Film ini dibuat oleh anak negri, dari anak negri, untuk anak
negri. Film ini menceritakan tentang hubungan antara hubungan anak dengan
ayahnya yang rumit. Menggunakan budaya Batak – film ini tepat dalam menunjukkan
budaya tersebut secara utuh dan baik. Film yang mendapat nominasi di Film
Festival Indonesia 2015 ini, berjalan selama hampir 2 jam 30 menit.
Nah pasti Anda berpikir, apakah film tersebut layak masuk ke
dalam jajaran film terbaik tahun 2015? Untuk pembukuan Indonesia, ya. Untuk
pembukuan internasional, TIDAK. Mengapa?
Film ini kekurangan motivasi dan pemikiran dari setiap
langkahnya. Mulai dari skenario sampai pelaksanaan lagu.
Skenario dari film ini menurut saya sangat menarik, namun
film ini tidak menciptakan “film” yang baru. Sebaliknya film ini menyontek film
lain yaitu, The Godfather (1972). Beberapa teknik dari skenario, editing, dan
phasing terasa sekali contekannya. Bahkan dari font judulnya menggunakan font
style yang sama dengan film The Godfather (1972). Seorang pembuat film
seharusnya tidak melakukan ini. Mereka seharusnya membuat film yang baru lalu
menemukan referensi yang mendukung film tersebut. Bukan sebaliknya, kesannya
pembuat film tersebut hanya membuat ulang dari referensi film tersebut.

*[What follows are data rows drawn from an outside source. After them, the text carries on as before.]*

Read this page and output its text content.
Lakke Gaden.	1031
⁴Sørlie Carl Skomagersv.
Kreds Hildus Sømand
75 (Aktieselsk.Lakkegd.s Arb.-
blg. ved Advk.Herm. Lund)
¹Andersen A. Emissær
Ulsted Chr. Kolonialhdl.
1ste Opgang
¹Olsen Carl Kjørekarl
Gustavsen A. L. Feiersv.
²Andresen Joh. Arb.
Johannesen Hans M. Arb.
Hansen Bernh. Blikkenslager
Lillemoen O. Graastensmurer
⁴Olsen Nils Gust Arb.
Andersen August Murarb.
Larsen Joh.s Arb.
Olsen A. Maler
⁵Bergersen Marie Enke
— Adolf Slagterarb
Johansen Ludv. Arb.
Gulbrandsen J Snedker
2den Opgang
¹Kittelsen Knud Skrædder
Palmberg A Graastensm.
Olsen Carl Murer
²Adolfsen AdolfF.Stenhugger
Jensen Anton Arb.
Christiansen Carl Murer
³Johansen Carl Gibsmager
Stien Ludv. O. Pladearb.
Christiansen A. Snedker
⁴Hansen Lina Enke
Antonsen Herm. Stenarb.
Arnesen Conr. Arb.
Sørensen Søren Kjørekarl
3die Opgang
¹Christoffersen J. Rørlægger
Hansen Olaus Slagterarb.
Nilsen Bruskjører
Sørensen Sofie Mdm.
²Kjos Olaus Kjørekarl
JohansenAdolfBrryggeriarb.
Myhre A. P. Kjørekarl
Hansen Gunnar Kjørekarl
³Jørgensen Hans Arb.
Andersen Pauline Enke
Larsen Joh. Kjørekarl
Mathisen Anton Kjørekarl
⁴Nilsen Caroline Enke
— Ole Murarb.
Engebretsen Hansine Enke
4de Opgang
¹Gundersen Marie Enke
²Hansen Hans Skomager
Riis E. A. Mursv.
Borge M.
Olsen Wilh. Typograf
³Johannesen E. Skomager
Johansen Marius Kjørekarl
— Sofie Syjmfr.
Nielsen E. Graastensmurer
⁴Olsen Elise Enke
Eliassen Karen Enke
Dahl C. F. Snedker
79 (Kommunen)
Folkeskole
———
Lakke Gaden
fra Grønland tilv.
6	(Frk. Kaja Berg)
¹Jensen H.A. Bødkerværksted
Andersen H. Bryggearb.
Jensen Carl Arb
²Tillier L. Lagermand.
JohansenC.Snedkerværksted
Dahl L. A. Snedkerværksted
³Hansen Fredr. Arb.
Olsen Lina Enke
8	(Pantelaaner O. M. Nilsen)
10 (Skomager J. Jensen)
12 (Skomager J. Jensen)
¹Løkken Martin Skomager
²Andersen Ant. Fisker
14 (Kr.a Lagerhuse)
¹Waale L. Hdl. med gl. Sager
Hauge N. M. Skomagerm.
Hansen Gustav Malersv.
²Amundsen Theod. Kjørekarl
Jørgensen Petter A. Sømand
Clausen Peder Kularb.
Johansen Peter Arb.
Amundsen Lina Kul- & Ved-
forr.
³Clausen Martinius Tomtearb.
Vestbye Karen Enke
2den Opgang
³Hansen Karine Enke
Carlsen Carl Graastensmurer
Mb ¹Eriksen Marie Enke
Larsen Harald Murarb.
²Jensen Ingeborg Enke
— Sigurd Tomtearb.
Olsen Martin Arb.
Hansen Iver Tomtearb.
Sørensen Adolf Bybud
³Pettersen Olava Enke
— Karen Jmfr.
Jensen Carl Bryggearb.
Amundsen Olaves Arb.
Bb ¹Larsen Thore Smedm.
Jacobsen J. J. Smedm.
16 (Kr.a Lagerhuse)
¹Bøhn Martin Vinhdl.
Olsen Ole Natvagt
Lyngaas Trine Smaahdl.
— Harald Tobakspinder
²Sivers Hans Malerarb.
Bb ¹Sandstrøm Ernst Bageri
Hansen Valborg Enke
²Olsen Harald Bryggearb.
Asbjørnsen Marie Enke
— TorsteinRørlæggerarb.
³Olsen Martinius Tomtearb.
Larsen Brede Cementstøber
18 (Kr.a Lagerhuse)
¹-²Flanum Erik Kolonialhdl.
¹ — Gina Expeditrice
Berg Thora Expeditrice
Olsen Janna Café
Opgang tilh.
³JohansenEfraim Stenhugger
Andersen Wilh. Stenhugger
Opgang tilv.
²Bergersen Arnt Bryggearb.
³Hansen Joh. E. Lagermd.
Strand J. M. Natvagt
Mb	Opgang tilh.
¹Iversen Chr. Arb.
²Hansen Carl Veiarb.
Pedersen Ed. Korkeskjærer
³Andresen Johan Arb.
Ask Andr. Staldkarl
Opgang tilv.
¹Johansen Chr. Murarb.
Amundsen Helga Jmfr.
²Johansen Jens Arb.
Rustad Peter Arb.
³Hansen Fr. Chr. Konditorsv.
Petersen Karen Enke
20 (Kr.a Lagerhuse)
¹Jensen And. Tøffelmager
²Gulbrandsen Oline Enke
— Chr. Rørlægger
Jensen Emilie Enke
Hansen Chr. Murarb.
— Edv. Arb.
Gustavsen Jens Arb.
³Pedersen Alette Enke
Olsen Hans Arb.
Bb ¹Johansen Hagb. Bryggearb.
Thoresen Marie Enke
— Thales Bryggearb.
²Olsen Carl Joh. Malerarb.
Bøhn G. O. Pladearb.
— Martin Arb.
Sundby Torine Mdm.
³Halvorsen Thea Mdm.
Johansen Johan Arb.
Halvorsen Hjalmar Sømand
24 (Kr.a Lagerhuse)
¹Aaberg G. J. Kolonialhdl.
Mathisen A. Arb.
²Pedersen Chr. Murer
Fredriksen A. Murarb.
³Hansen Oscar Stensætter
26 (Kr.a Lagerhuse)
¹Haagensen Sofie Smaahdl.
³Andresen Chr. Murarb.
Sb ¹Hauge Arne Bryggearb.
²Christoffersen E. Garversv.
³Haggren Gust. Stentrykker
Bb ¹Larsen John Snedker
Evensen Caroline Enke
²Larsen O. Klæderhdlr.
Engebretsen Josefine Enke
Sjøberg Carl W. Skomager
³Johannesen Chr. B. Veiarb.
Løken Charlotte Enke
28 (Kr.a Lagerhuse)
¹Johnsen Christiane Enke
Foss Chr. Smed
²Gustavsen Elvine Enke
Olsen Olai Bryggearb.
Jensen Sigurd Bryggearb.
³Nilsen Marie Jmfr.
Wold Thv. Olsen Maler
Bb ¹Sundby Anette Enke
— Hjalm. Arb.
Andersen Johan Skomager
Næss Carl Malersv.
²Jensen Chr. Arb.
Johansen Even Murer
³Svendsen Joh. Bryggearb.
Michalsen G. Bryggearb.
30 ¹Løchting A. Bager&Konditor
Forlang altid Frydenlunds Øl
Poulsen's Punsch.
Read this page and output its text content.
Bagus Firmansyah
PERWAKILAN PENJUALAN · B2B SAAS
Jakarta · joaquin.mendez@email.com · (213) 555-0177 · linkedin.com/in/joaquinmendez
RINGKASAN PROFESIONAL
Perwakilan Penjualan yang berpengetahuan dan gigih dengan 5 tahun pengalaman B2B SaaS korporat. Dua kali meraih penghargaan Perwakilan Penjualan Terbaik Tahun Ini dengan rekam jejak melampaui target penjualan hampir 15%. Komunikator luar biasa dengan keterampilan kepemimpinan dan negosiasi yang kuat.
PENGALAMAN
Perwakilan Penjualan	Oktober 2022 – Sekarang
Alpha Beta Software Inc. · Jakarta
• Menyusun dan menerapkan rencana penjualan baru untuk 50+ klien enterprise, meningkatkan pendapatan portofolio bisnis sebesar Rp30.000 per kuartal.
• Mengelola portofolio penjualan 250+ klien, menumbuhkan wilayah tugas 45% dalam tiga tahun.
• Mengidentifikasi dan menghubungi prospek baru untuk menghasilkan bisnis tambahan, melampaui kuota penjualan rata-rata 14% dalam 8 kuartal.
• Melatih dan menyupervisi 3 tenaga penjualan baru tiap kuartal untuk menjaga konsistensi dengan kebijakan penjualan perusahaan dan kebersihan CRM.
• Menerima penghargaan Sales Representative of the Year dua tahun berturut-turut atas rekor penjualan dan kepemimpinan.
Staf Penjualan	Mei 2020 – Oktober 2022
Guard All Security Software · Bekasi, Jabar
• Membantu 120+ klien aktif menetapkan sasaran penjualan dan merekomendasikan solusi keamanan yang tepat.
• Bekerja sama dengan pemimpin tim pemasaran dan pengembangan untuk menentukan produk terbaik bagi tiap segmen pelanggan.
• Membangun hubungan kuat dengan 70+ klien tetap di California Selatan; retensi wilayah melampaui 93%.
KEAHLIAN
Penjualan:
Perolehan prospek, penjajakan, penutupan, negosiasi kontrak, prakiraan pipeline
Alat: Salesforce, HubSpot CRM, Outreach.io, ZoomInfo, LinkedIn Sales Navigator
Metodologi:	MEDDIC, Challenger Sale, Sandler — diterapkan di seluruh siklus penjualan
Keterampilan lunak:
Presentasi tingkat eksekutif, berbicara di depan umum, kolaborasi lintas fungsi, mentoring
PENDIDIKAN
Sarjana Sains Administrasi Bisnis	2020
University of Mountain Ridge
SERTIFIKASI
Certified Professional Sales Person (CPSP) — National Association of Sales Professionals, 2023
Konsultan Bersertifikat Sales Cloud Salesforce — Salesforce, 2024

Beberapa adegan juga terlihat murahan – hanya membuat orang nangis secara
cuma-cuma.
Acting dari film ini saya akui sangat aneh. Orang Batak
memiliki ciri khas yaitu, berbicara dengan nada tinggi – telah dikonfirmasi
lagi dengan teman saya, Rio (thanks, btw). Ya memang karakter-karakternya
berlatar belakang orang Batak, namun, tidak semua orang Batak kan? Tetapi di
film ini, hampir semuanya seperti orang Batak, padahal sebenarnya bukan orang
Batak.
Melalui Acting para pemain, SETIAP adegan terasa seperti
adegan KLIMAKS dari film tersebut, karena phasing dari film ini labil – naik
turun tidak jelas. Selama 2 jam 30 menit itu, saya berasa lelah karena saya
tidak diberikan waktu untuk “bernafas”. Lalu masalah phasing lainnya dapat kita
lihat dari perkembangan karakternya. Hampir ¾ film ini hanya berfokus pada si
anak dan melupakan si ayah. Potensi dari perkembangan si ayah seharusnya bisa
menjadi nilai tambahan untuk memperjelas atau mempercantik budaya Batak. Bahkan
hal tersebut bisa menjadi perbandingan dari dunia si anak dan dunia si ayah.
Sayangnya film ini tidak seperti itu.
Penggunaan lagu dari film ini juga terlihat seperti
bermain-main. Lagu-lagu dari film ini tidak mendukung suasana (mood) dari adegan
dan tema dari film.
Kemudian yang paling parah – Cinematography. Penggunaan
pencahayaan dari film ini tidak digunakan secara maksimal. Motivasi dari
pencahayaan tidak jelas dan kadang terlihat bodoh. Ada satu adegan yang
sebenarnya cahaya itu cukup terlihat, namun si anak malah menyalakan senter.
Lainnya, terlihat dari peletakan kamera. Motivasi dari peletakan kamera tidak
ada motivasi SAMA SEKALI. 180 degree rule di langgar begitu saja, pergerakan
kamera yang tidak mendukung motivasi, dan tidak adanya inovasi dari framing.
Kesimpulan:
Film ini cuma bikin nangis mainstream audience, TITIK!